30 Maio, 2019 at 11:37
Era o que eu estava a pensar.
Do lado do porco estavam milhares de bandeiras pequenas sem serem de claque…
30 Maio, 2019 at 17:35
se soubessem a vontade que tive de arranjar merda por causa da bandeira…
30 Maio, 2019 at 11:11
O Sporting nunca há-de acabar, sobretudo enquanto houverem Madalenas!
Obrigado Cherba, pela partilha! Muito bom! Parabéns tb por esse Sportinguismo!
30 Maio, 2019 at 11:32
Esmagador, não arranjei bilhete, mas revi o jogo ao vivo neste texto
Ao ler este brilhante texto, só me lembrava dos abraços aos meus gémeos com 8 anos em cima da cama quando o Yannic e o Vukcevic fecharam os 5-3.
Este sabado quando o porco empata o puto deita-se no tapete a chorar e a mãe ex-lampiã já convertida, diz, tem calma ganhamos nos penaltis, o resto … bem, acabou tudo a chorar de alegria.
Como já disseram acima, nunca acabaremos por muito que tentem.
30 Maio, 2019 at 11:44
És um piegas.

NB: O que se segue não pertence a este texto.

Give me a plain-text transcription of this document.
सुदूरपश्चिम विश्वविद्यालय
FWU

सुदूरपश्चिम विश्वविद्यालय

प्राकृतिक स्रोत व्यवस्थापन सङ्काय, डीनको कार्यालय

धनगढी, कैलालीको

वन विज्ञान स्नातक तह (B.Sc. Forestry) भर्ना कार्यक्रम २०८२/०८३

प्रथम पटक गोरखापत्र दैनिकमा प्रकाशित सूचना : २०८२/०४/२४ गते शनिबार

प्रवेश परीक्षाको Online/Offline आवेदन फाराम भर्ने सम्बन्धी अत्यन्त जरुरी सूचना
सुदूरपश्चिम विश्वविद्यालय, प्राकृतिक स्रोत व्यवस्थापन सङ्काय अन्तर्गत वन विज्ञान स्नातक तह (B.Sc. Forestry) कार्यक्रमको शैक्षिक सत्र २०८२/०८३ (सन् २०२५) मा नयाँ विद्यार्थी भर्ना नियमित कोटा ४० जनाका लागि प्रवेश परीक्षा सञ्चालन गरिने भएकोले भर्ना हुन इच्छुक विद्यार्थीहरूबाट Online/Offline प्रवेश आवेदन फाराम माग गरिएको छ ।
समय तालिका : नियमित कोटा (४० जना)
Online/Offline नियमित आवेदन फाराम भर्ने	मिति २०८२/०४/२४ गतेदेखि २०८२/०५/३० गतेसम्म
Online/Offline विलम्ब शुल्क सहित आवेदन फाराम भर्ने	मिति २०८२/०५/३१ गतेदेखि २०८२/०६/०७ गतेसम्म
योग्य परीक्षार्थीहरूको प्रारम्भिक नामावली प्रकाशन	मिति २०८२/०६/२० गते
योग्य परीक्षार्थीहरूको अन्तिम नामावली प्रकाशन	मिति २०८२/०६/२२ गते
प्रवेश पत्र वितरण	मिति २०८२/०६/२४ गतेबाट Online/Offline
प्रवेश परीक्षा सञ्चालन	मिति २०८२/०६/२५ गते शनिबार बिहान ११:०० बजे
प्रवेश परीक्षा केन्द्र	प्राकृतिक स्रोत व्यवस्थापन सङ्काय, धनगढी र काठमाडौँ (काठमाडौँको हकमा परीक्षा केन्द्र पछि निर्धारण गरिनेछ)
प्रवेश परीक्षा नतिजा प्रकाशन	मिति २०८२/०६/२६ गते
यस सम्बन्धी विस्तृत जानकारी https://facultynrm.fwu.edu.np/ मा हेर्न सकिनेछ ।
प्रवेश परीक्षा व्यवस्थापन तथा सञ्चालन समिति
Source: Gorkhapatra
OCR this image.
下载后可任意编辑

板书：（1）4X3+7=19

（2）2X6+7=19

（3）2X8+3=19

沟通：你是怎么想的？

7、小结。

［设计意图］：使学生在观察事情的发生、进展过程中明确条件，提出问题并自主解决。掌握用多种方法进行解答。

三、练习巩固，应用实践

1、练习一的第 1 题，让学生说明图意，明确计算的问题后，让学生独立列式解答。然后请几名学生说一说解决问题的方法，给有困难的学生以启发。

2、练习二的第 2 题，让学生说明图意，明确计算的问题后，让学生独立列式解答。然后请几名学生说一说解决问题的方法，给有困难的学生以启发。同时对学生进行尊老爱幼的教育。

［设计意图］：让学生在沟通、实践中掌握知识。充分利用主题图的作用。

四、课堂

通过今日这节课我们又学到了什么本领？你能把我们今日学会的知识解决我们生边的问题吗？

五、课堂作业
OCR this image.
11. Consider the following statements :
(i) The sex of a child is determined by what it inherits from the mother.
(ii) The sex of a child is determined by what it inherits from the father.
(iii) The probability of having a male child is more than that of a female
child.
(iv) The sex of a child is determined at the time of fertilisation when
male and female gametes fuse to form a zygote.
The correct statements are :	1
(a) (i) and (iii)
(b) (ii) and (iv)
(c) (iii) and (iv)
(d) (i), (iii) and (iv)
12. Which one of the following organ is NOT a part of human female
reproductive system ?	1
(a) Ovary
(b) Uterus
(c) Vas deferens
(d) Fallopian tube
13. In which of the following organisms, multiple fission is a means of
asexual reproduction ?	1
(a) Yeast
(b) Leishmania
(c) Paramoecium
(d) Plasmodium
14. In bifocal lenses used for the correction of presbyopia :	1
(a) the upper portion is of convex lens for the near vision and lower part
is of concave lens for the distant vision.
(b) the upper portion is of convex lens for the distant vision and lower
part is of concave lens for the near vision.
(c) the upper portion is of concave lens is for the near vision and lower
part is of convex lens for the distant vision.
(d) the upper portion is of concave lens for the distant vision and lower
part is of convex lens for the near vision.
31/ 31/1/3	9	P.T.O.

Um verdadeiro lamechas. Olha a sorte da Madalena! E nossa também, um bocadinho, que levamos por tabela com estas pieguices lamechas de vez em quando. E que bem que sabem!
30 Maio, 2019 at 17:35
romântico incurável me assumo!
30 Maio, 2019 at 12:05
Só de vos ver dá para perceber a cumplicidade e o Sportinguisno transbordante 🙂 muitos parabéns a vocês e a todos nós, esta já cá canta !
30 Maio, 2019 at 12:28
Caro cherba,
Excelente texto!
Obrigado!
SL
30 Maio, 2019 at 12:32
Depois de teres servido mais este fabuloso prato na Tasca, queres ser o responsável pelo »catering« do meu camarote?
30 Maio, 2019 at 17:36
“aqui há croquetes bem fritos”, é uma das máximas da casa 😀
30 Maio, 2019 at 12:49
Foi lindo, foi épico e no fim, enquanto encontrava mais uma barraquinha para celebrar e beber umas, pude dar-te um abraço. O nosso ar de alívio, de alegria, de sentir que algo mudou para melhor. O teu “finalmente”. Fico feliz que a tua miúda tenha testemunhado este dia de sportinguismo.
Eu fui com o namorado portista, cada um viu o jogo do seu lado. Mas acho que até ele sabia que aquela taça tinha de ser nossa, tínhamos contas para ajustar com o Jamor. Não nos ia fugir nunca.